“You look gay, master,” said Simon Foster, meeting him down the corridor. “Well, it’s each man to his taste; but I shouldn’t have said, like, there was much to hearten a man these days.”
“You’ve not sought in the right place,” laughed the master.
And then Simon grinned, foolishly and pleasantly. For he remembered how he had helped Martha the dairymaid to milk the cows not long ago. “I’m not complaining,” he said, guardedly.
CHAPTER XIII
THE RIDING IN
Sir Jasper, sure of his mare, had ridden hard toward Windyhough. He had promised, in good faith, that he would lead Captain Goldstein on the road, but he had not passed his word that he would ride at the pace of heavy cavalry. He heard the bullets singing, right and left and overhead, after Goldstein’s call to fire; but the lean, hill-bred mare was going swiftly under him, and it was only five miles home to Windyhough. There had been a sharp pain in his left shoulder, a stab as if a red-hot rapier had pierced him, in the midst of the crackling musket-din behind him; but that was forgotten.

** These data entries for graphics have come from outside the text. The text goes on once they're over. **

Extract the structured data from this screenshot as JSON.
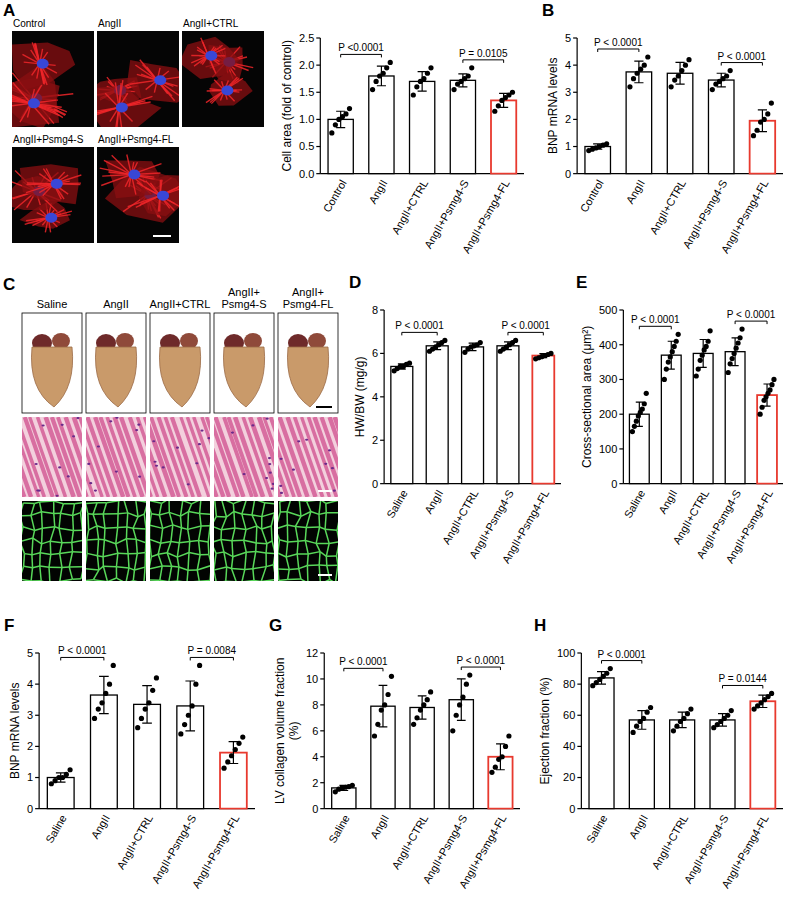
{
  "images": [
    {
      "panel": "A",
      "labels": [
        "Control",
        "AngII",
        "AngII+CTRL",
        "AngII+Psmg4-S",
        "AngII+Psmg4-FL"
      ]
    },
    {
      "panel": "C",
      "labels": [
        "Saline",
        "AngII",
        "AngII+CTRL",
        "AngII+Psmg4-S",
        "AngII+Psmg4-FL"
      ]
    }
  ],
  "chart_data": [
    {
      "type": "bar",
      "y_label": "Cell area (fold of control)",
      "categories": [
        "Control",
        "AngII",
        "AngII+CTRL",
        "AngII+Psmg4-S",
        "AngII+Psmg4-FL"
      ],
      "values": [
        1.0,
        1.8,
        1.7,
        1.72,
        1.35
      ],
      "errors": [
        0.15,
        0.18,
        0.18,
        0.12,
        0.13
      ],
      "points": [
        [
          0.75,
          0.9,
          1.0,
          1.05,
          1.1,
          1.2
        ],
        [
          1.55,
          1.7,
          1.8,
          1.85,
          1.95,
          2.05
        ],
        [
          1.45,
          1.6,
          1.7,
          1.75,
          1.85,
          1.95
        ],
        [
          1.55,
          1.65,
          1.7,
          1.75,
          1.8,
          1.95
        ],
        [
          1.15,
          1.25,
          1.35,
          1.4,
          1.45,
          1.5
        ]
      ],
      "colors": [
        "#000000",
        "#000000",
        "#000000",
        "#000000",
        "#e8392e"
      ],
      "ylim": [
        0,
        2.5
      ],
      "yticks": [
        {
          "value": 0,
          "label": "0.0"
        },
        0.5,
        {
          "value": 1,
          "label": "1.0"
        },
        1.5,
        {
          "value": 2,
          "label": "2.0"
        },
        2.5
      ],
      "grid": false,
      "annotations": [
        {
          "text": "P <0.0001",
          "between": [
            0,
            1
          ]
        },
        {
          "text": "P = 0.0105",
          "between": [
            3,
            4
          ]
        }
      ]
    },
    {
      "type": "bar",
      "panel": "B",
      "y_label": "BNP mRNA levels",
      "categories": [
        "Control",
        "AngII",
        "AngII+CTRL",
        "AngII+Psmg4-S",
        "AngII+Psmg4-FL"
      ],
      "values": [
        1.0,
        3.75,
        3.7,
        3.45,
        1.95
      ],
      "errors": [
        0.1,
        0.4,
        0.4,
        0.25,
        0.4
      ],
      "points": [
        [
          0.85,
          0.9,
          0.95,
          1.0,
          1.05,
          1.1
        ],
        [
          3.2,
          3.5,
          3.7,
          3.85,
          4.0,
          4.3
        ],
        [
          3.2,
          3.45,
          3.6,
          3.8,
          4.0,
          4.2
        ],
        [
          3.1,
          3.3,
          3.4,
          3.5,
          3.6,
          3.8
        ],
        [
          1.4,
          1.6,
          1.9,
          2.0,
          2.2,
          2.6
        ]
      ],
      "colors": [
        "#000000",
        "#000000",
        "#000000",
        "#000000",
        "#e8392e"
      ],
      "ylim": [
        0,
        5
      ],
      "yticks": [
        0,
        1,
        2,
        3,
        4,
        5
      ],
      "grid": false,
      "annotations": [
        {
          "text": "P < 0.0001",
          "between": [
            0,
            1
          ]
        },
        {
          "text": "P < 0.0001",
          "between": [
            3,
            4
          ]
        }
      ]
    },
    {
      "type": "bar",
      "panel": "D",
      "y_label": "HW/BW (mg/g)",
      "categories": [
        "Saline",
        "AngII",
        "AngII+CTRL",
        "AngII+Psmg4-S",
        "AngII+Psmg4-FL"
      ],
      "values": [
        5.4,
        6.35,
        6.3,
        6.35,
        5.9
      ],
      "errors": [
        0.12,
        0.18,
        0.17,
        0.18,
        0.09
      ],
      "points": [
        [
          5.2,
          5.3,
          5.4,
          5.4,
          5.5,
          5.55
        ],
        [
          6.1,
          6.2,
          6.3,
          6.4,
          6.5,
          6.6
        ],
        [
          6.05,
          6.2,
          6.3,
          6.35,
          6.4,
          6.5
        ],
        [
          6.1,
          6.2,
          6.3,
          6.4,
          6.5,
          6.6
        ],
        [
          5.75,
          5.8,
          5.85,
          5.9,
          5.95,
          6.0
        ]
      ],
      "colors": [
        "#000000",
        "#000000",
        "#000000",
        "#000000",
        "#e8392e"
      ],
      "ylim": [
        0,
        8
      ],
      "yticks": [
        0,
        2,
        4,
        6,
        8
      ],
      "grid": false,
      "annotations": [
        {
          "text": "P < 0.0001",
          "between": [
            0,
            1
          ]
        },
        {
          "text": "P < 0.0001",
          "between": [
            3,
            4
          ]
        }
      ]
    },
    {
      "type": "bar",
      "panel": "E",
      "y_label": "Cross-sectional area (μm²)",
      "categories": [
        "Saline",
        "AngII",
        "AngII+CTRL",
        "AngII+Psmg4-S",
        "AngII+Psmg4-FL"
      ],
      "values": [
        200,
        370,
        375,
        380,
        255
      ],
      "errors": [
        35,
        40,
        40,
        40,
        32
      ],
      "points": [
        [
          150,
          165,
          180,
          195,
          205,
          215,
          230,
          260
        ],
        [
          300,
          330,
          350,
          365,
          380,
          395,
          410,
          430
        ],
        [
          310,
          330,
          355,
          370,
          385,
          395,
          410,
          440
        ],
        [
          320,
          345,
          360,
          375,
          390,
          405,
          420,
          445
        ],
        [
          200,
          220,
          240,
          250,
          260,
          270,
          285,
          300
        ]
      ],
      "colors": [
        "#000000",
        "#000000",
        "#000000",
        "#000000",
        "#e8392e"
      ],
      "ylim": [
        0,
        500
      ],
      "yticks": [
        0,
        100,
        200,
        300,
        400,
        500
      ],
      "grid": false,
      "annotations": [
        {
          "text": "P < 0.0001",
          "between": [
            0,
            1
          ]
        },
        {
          "text": "P < 0.0001",
          "between": [
            3,
            4
          ]
        }
      ]
    },
    {
      "type": "bar",
      "panel": "F",
      "y_label": "BNP mRNA levels",
      "categories": [
        "Saline",
        "AngII",
        "AngII+CTRL",
        "AngII+Psmg4-S",
        "AngII+Psmg4-FL"
      ],
      "values": [
        1.0,
        3.65,
        3.35,
        3.3,
        1.8
      ],
      "errors": [
        0.15,
        0.6,
        0.6,
        0.8,
        0.35
      ],
      "points": [
        [
          0.8,
          0.9,
          1.0,
          1.0,
          1.1,
          1.25
        ],
        [
          2.9,
          3.2,
          3.4,
          3.7,
          4.0,
          4.6
        ],
        [
          2.6,
          2.9,
          3.2,
          3.4,
          3.8,
          4.2
        ],
        [
          2.4,
          2.7,
          3.0,
          3.3,
          4.0,
          4.6
        ],
        [
          1.3,
          1.5,
          1.7,
          1.9,
          2.1,
          2.3
        ]
      ],
      "colors": [
        "#000000",
        "#000000",
        "#000000",
        "#000000",
        "#e8392e"
      ],
      "ylim": [
        0,
        5
      ],
      "yticks": [
        0,
        1,
        2,
        3,
        4,
        5
      ],
      "grid": false,
      "annotations": [
        {
          "text": "P < 0.0001",
          "between": [
            0,
            1
          ]
        },
        {
          "text": "P = 0.0084",
          "between": [
            3,
            4
          ]
        }
      ]
    },
    {
      "type": "bar",
      "panel": "G",
      "y_label": "LV collagen volume fraction (%)",
      "categories": [
        "Saline",
        "AngII",
        "AngII+CTRL",
        "AngII+Psmg4-S",
        "AngII+Psmg4-FL"
      ],
      "values": [
        1.6,
        7.9,
        7.8,
        8.4,
        4.0
      ],
      "errors": [
        0.2,
        1.6,
        0.9,
        1.6,
        1.0
      ],
      "points": [
        [
          1.3,
          1.5,
          1.6,
          1.65,
          1.7,
          1.8
        ],
        [
          5.6,
          6.5,
          7.6,
          8.0,
          8.8,
          10.2
        ],
        [
          6.5,
          7.0,
          7.6,
          8.0,
          8.4,
          9.0
        ],
        [
          6.0,
          7.2,
          8.0,
          8.6,
          9.6,
          10.3
        ],
        [
          2.8,
          3.2,
          3.8,
          4.0,
          4.8,
          5.6
        ]
      ],
      "colors": [
        "#000000",
        "#000000",
        "#000000",
        "#000000",
        "#e8392e"
      ],
      "ylim": [
        0,
        12
      ],
      "yticks": [
        0,
        2,
        4,
        6,
        8,
        10,
        12
      ],
      "grid": false,
      "annotations": [
        {
          "text": "P < 0.0001",
          "between": [
            0,
            1
          ]
        },
        {
          "text": "P < 0.0001",
          "between": [
            3,
            4
          ]
        }
      ]
    },
    {
      "type": "bar",
      "panel": "H",
      "y_label": "Ejection fraction (%)",
      "categories": [
        "Saline",
        "AngII",
        "AngII+CTRL",
        "AngII+Psmg4-S",
        "AngII+Psmg4-FL"
      ],
      "values": [
        84,
        57,
        57,
        57,
        69
      ],
      "errors": [
        4,
        6,
        5,
        4,
        4
      ],
      "points": [
        [
          79,
          81,
          83,
          85,
          87,
          90
        ],
        [
          49,
          53,
          56,
          58,
          62,
          65
        ],
        [
          50,
          53,
          56,
          58,
          61,
          64
        ],
        [
          52,
          54,
          56,
          58,
          60,
          63
        ],
        [
          64,
          66,
          68,
          70,
          72,
          74
        ]
      ],
      "colors": [
        "#000000",
        "#000000",
        "#000000",
        "#000000",
        "#e8392e"
      ],
      "ylim": [
        0,
        100
      ],
      "yticks": [
        0,
        20,
        40,
        60,
        80,
        100
      ],
      "grid": false,
      "annotations": [
        {
          "text": "P < 0.0001",
          "between": [
            0,
            1
          ]
        },
        {
          "text": "P = 0.0144",
          "between": [
            3,
            4
          ]
        }
      ]
    }
  ]
}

The mare galloped forward gamely. She was untouched, save for a bullet that had grazed her flank and quickened her temper to good purpose. Sir Jasper’s spirits rose, as the remembered landmarks swept past him on the wind. His mind, his vision, his grip on forward hope, were singularly clear and strong. This was his holiday, after the sickness of retreat.

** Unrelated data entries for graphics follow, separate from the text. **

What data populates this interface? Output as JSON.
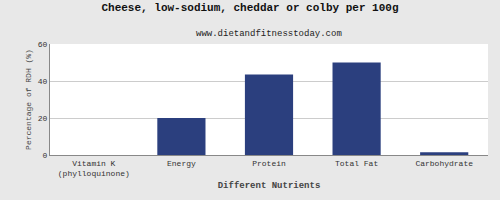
{
  "chart_data": {
    "type": "bar",
    "title": "Cheese, low-sodium, cheddar or colby per 100g",
    "subtitle": "www.dietandfitnesstoday.com",
    "xlabel": "Different Nutrients",
    "ylabel": "Percentage of RDH (%)",
    "categories": [
      "Vitamin K (phylloquinone)",
      "Energy",
      "Protein",
      "Total Fat",
      "Carbohydrate"
    ],
    "values": [
      0,
      20,
      43.5,
      50,
      1.5
    ],
    "color": "#2B3F7E",
    "ylim": [
      0,
      60
    ],
    "yticks": [
      0,
      20,
      40,
      60
    ],
    "grid": true
  }
}
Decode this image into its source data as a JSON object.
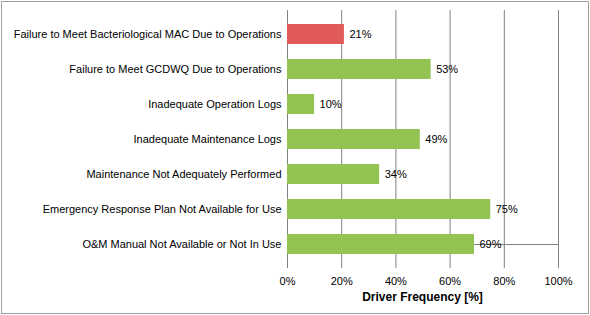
{
  "chart_data": {
    "type": "bar",
    "orientation": "horizontal",
    "x_label": "Driver Frequency [%]",
    "categories": [
      "Failure to Meet Bacteriological MAC Due to Operations",
      "Failure to Meet GCDWQ Due to Operations",
      "Inadequate Operation Logs",
      "Inadequate Maintenance Logs",
      "Maintenance Not Adequately Performed",
      "Emergency Response Plan Not Available for Use",
      "O&M Manual Not Available or Not In Use"
    ],
    "values": [
      21,
      53,
      10,
      49,
      34,
      75,
      69
    ],
    "value_labels": [
      "21%",
      "53%",
      "10%",
      "49%",
      "34%",
      "75%",
      "69%"
    ],
    "colors": [
      "#e05a5a",
      "#92c353",
      "#92c353",
      "#92c353",
      "#92c353",
      "#92c353",
      "#92c353"
    ],
    "xlim": [
      0,
      100
    ],
    "xticks": [
      {
        "value": 0,
        "label": "0%"
      },
      {
        "value": 20,
        "label": "20%"
      },
      {
        "value": 40,
        "label": "40%"
      },
      {
        "value": 60,
        "label": "60%"
      },
      {
        "value": 80,
        "label": "80%"
      },
      {
        "value": 100,
        "label": "100%"
      }
    ],
    "grid": true,
    "data_labels": true
  }
}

He had gained a mile by now. His pursuers, riding jaded horses, were out of sight and hearing behind the hump of Haggart Rise. He remembered, once again, the Prince’s figure, riding solitary on the Langton road; and he was glad that these one-and-twenty louts were being led wide of their real quarry. And then he forgot the Stuarts, and recalled his wife’s face, the tenderness he had for her, the peril he was bringing north to Windyhough. Behind him was Captain Goldstein, of unknown ancestry and doubtful morals, and with him a crowd of raffish foreigners, who would follow any cause that promised licence and good pay.
Sir Jasper saw the danger plainly. He was thinking, not of the Prince’s honour now, but of his wife’s. He knew that he must win to Windyhough. And still his spirits rose; for this was danger, undisguised and facing him across the sleety, rugged hills he loved. Windyhough had stout walls, and powder and ball, and loopholes facing to the four points of the compass; Simon Foster would be there, and Rupert could pull a trigger; it would be in the power of this little garrison to hold the house, to pick off, one by one, this company of Goldstein’s until the rest took panic and left it to its loneliness.